As companies continue to commit to a remote workforce, mobile initiatives are a top priority for enterprises to improve operations and productivity. However, threat attackers are using attack techniques to exploit mobile devices that access enterprise systems from remote locations.
And managing mobile security threats have become a central objective as organizations face new and emerging vulnerabilities. Consequently, IT teams need to secure a growing variety of endpoints and threats to protect organizations from a data breach. Let’s look at the well-known threats in enterprise mobility and how to overcome them.
Popular Enterprise Mobile Security Threats
1. Social Engineering
Social engineering is perhaps the most overlooked mobile security threat. It is a broad range of malicious activities carried out through human interactions. Phishing is one of the most common social engineering attack vectors. Bad actors send emails or text messages (smishing) with malicious links to trick employees into sharing private information.
How to counter social engineering attacks?

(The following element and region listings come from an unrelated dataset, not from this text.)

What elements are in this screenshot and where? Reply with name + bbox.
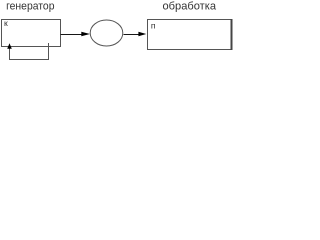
- wire ellipse to processing box: [124, 34, 140, 36]
- processing box: [148, 20, 232, 50]
- arrowhead into processing box: [138, 32, 146, 37]
- svg-text:обработка: обработка: [163, 1, 217, 13]
- background: [0, 0, 233, 63]
- processing box thick right edge: [231, 19, 233, 50]
- generator box: [2, 20, 61, 47]
- arrowhead into ellipse: [81, 32, 90, 37]
- wire box to ellipse: [61, 34, 83, 36]
- svg-text:к: к: [4, 18, 8, 28]
- svg-text:генератор: генератор: [6, 1, 54, 13]
- svg-text:п: п: [151, 21, 156, 31]
- feedback arrowhead up: [7, 43, 12, 49]
- ellipse node: [90, 20, 123, 46]
- feedback wire down: [10, 43, 49, 60]
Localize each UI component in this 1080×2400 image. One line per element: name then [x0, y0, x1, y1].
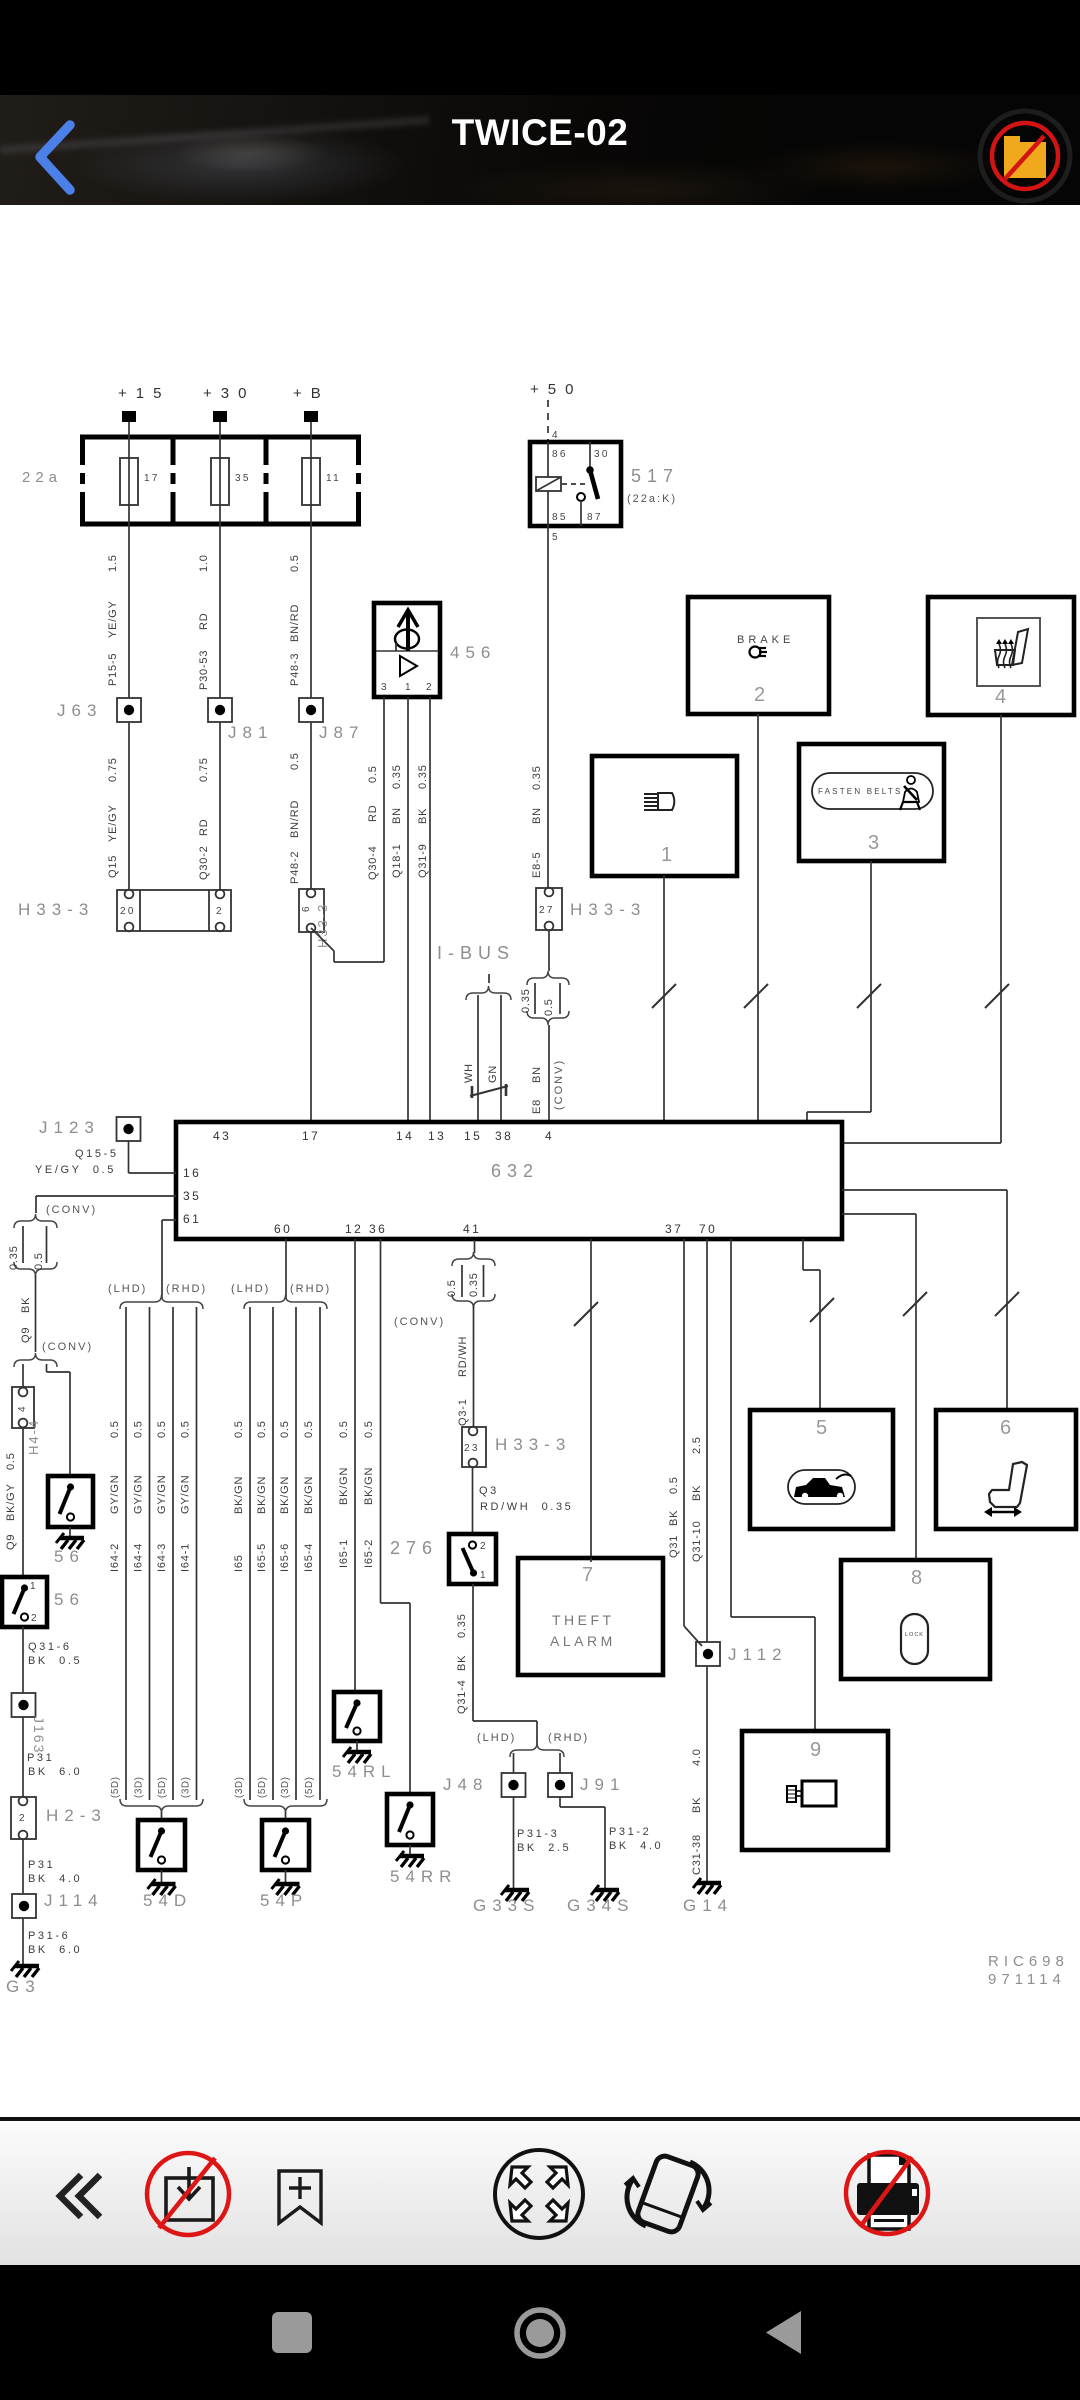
- svg-text:BK/GN: BK/GN: [338, 1467, 350, 1505]
- svg-text:YE/GY: YE/GY: [107, 804, 119, 842]
- wire H33-3 27 to conv brace: [548, 930, 550, 971]
- wire J81 to H33-3: [219, 722, 221, 890]
- ground G14: [693, 1878, 721, 1894]
- wire lamp1 to 632 top: [652, 876, 676, 1122]
- wire I64 group door switch I64-4: [133, 1307, 150, 1800]
- svg-text:0.5: 0.5: [33, 1252, 45, 1270]
- svg-text:RIC698: RIC698: [988, 1953, 1069, 1970]
- svg-text:P31-2: P31-2: [609, 1826, 651, 1838]
- wire I64 group door switch I64-2: [109, 1307, 126, 1800]
- svg-text:2: 2: [216, 906, 224, 917]
- svg-text:RD: RD: [367, 805, 379, 823]
- svg-text:I65-5: I65-5: [256, 1543, 268, 1572]
- svg-text:+B: +B: [293, 385, 330, 402]
- svg-text:J91: J91: [580, 1775, 625, 1794]
- lamp box 1 headlight indicator: [592, 756, 737, 876]
- svg-text:23: 23: [464, 1443, 480, 1454]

Employee training and awareness are key to reducing the number of social engineering attacks. Teach them to do research about the sender before sending personal information or passwords.
2. Unsecured Public Wi-Fi
People often use free public Wi-Fi connections to catch up on work, check their work emails, and access online accounts. Public Wi-Fi can leave people vulnerable for different reasons because there is no way to know who set the network up or who is currently monitoring it unless they have secured their connection with VPN encryption.
Cybercriminals set up Wi-Fi networks that appear authentic but are a front to hijack data passing through their system. Security experts call this a Man-in-the-Middle (MitM) attack. A MitM attack can occur on different systems, but mobile devices – BYOD connected to an unsecured Wi-Fi network – are more vulnerable to such attacks.
How to manage risks from unsecured Wi-Fi connections?
Make sure that employees use a VPN to access company files or systems. VPN uses encryption to create a secure connection over unsecured networks to protect company data and user access to that data.
Security teams can use Scalefusion to configure VPNs on Android devices to ensure sessions stay private and secure, even if employees use public Wi-Fi to access company systems.
3. Poor Password Hygiene
Relying on simple or poor passwords is a recipe for data breaches, account takeovers and other forms of cyberattacks. According to research by NordPass, the word “password” is still the most popular and misused password across most industries, including retail, eCommerce, energy, finance, and even IT.
How to improve password security?
As per the latest NIST digital identity guidelines, the length of the password (rather than its complexity) is a crucial security measure. All user-generated passwords must be at least 8 characters in length. The guidelines also suggest locking users out of password-protected programs if they use an incorrect password multiple times.
MDM lets IT administrators create strong password policies for mobile devices so that users stand by the enforced password criteria and generate strong passwords. Teams can also employ two-factor or multi-factor authentication to access mobile company applications.
4. Malicious Apps
Like desktop computers, mobile devices are also vulnerable to application threats. Mobile Apps have access to confidential data, and any threat could compromise the data through unauthorized access.
How to manage mobile apps?
Companies can leverage Scalefusion’s mobile application management capability to restrict certain apps that are unsafe or inappropriate for organization use. On the other hand, IT admins can authorize apps that are deemed safe and users get to access only these specific applications.
5. Lost or Stolen Mobile Devices
Research conducted by Deloitte’s forensics team shows that personal and work information can be retrieved from stolen or lost mobile devices, including smartphones and tablet devices.
As Colm McDonell, Partner, Risk Advisory Services, Deloitte emphasizes: “…the results clearly show the very real need for both organizations and individuals alike to protect their data and maximize privacy.”
That’s because in 90% of cases it was possible to identify the owners’ email addresses. Mobile technology has been beneficial in the mobile workplace, but organizations have to balance the opportunities with the risks of a corporate data breach.
How to protect data from unauthorized access?
- Put a passcode on the BYOD on the COPE device
- Enable the remote wipe facility if possible
- Keep a record of the IMEI number
The remote and mobile workforce has now become the new normal for enterprises. And with the increasing number of mobile devices, employees accessing data through open networks, and the ever-present threat of cyber attacks, a solid mobile security solution is desperately needed. With Scalefusion’s mobile device management solution, companies can ensure data protection from these looming threats.